Le dichiarazioni di Palmeri hanno indicato agli investigatori una nuova traccia nelle indagini sui mandanti esterni a Cosa nostra delle stragi del 1992 e 1993. Una pista che conduce nel cuore della provincia di Trapani, terra densa enigmi e misteri. Già alla fine degli anni ’90 Palmeri aveva messo a verbale dichiarazioni contro altri politici di Alcamo, accusati di aver avuto legami con Milazzo: l’ex ministra dei Beni Culturali, Enza Bono Parrino (Psdi), e Vito Turano, ex sindaco Dc di Alcamo. Quelle accuse non ebbero alcun seguito, mentre di recente il nome dell’ex ministra Parrino è tornato sui giornali per il suo vecchio caposcorta, Vincenzo La Colla. Il 29 settembre del 1993 il carabiniere finì nei guai perché venne accusato di gestire un gigantesco deposito di armi clandestino, insieme a un collega. Si trattava di un’armeria occultata in una villetta di Alcamo: si disse che quelle armi servivano alla struttura di Gladio nel Trapanese, ma poi le accuse caddero. A scoprire quell’armeria segreta fu un agente di polizia, Antonio Federico, che durante la perquisizione trovò anche la foto di una giovane donna, conservata dentro il volume di un’enciclopedia.

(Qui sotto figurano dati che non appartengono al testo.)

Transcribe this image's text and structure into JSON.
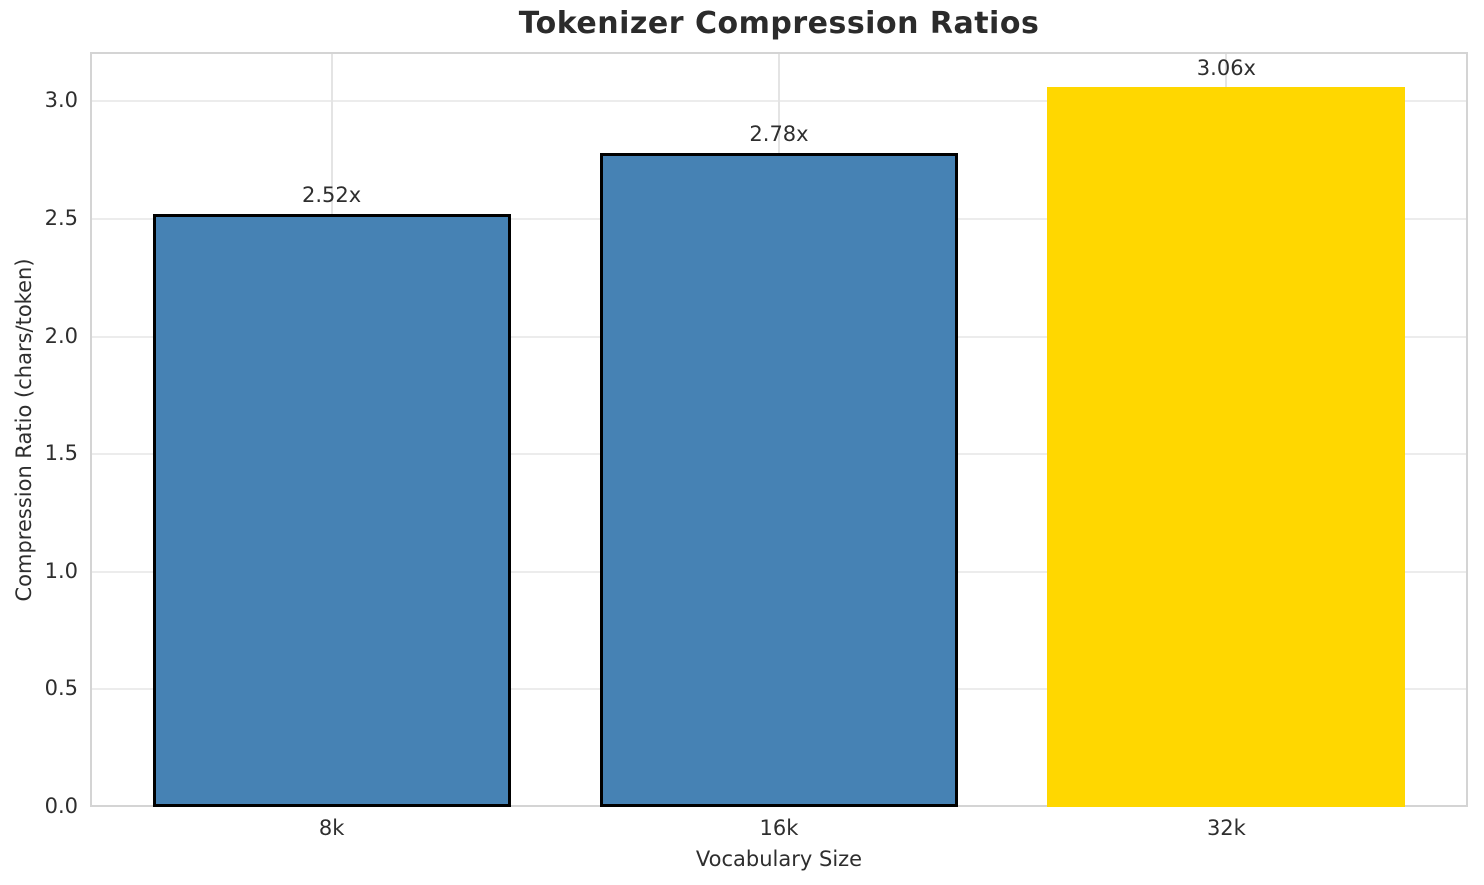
{
  "chart_data": {
    "type": "bar",
    "title": "Tokenizer Compression Ratios",
    "xlabel": "Vocabulary Size",
    "ylabel": "Compression Ratio (chars/token)",
    "categories": [
      "8k",
      "16k",
      "32k"
    ],
    "values": [
      2.52,
      2.78,
      3.06
    ],
    "bar_labels": [
      "2.52x",
      "2.78x",
      "3.06x"
    ],
    "bar_colors": [
      "#4682b4",
      "#4682b4",
      "#ffd700"
    ],
    "bar_edge_colors": [
      "#000000",
      "#000000",
      "#ffd700"
    ],
    "ylim": [
      0,
      3.21
    ],
    "ytick_labels": [
      "0.0",
      "0.5",
      "1.0",
      "1.5",
      "2.0",
      "2.5",
      "3.0"
    ],
    "ytick_values": [
      0,
      0.5,
      1.0,
      1.5,
      2.0,
      2.5,
      3.0
    ],
    "grid": "both",
    "grid_color": "#ececec",
    "spine_color": "#d4d4d4",
    "legend": "none",
    "bar_width_fraction": 0.8,
    "x_span_units": 3.08,
    "x_first_center_units": 0.54
  }
}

Anni dopo gli investigatori noteranno che quella ragazza somigliava molto a uno degli identikit elaborato dagli inquirenti sulla base del racconto dei testimoni della strage di via Palestro. Da tempo, infatti, si ipotizza la collaborazione di persone di sesso di femminile nelle stragi del 1993. Alcuni testimoni hanno raccontato di aver visto una ragazza bionda nei paraggi del Padiglione d’arte contemporanea, a Milano, dove il 27 luglio del 1993 un’autobomba fece 5 morti. Acquisita la forografia trovata dal poliziotto Federico, la procura di Firenze – competente per le indagini sulle stragi del 93 – ha usato un software inventato per la comparare le foto segnaletiche con i volti delle persone scomparse. Il risultato è stato che nel marzo del 2020, i procuratori aggiunti Luca Tescaroli e Luca Turco hanno fatto perquisire Rosa Belotti, una 57enne di Bergamo accusata di aver guidato fino in via Palestro la Fiat Uno che era stata trasformata in un’autobomba dagli uomini di Cosa nostra. La donna ha respinto le accuse. Davanti all’istantanea trovata nell’armeria abusiva, però, ha ammesso: “Si, quella donna nella foto sono io”. Ma che ci faceva la foto di una ragazza della provincia di Bergamo in una villa di Alcamo, trasformata in un deposito d’armi segreto? È solo uno dei tanti misteri delle stragi.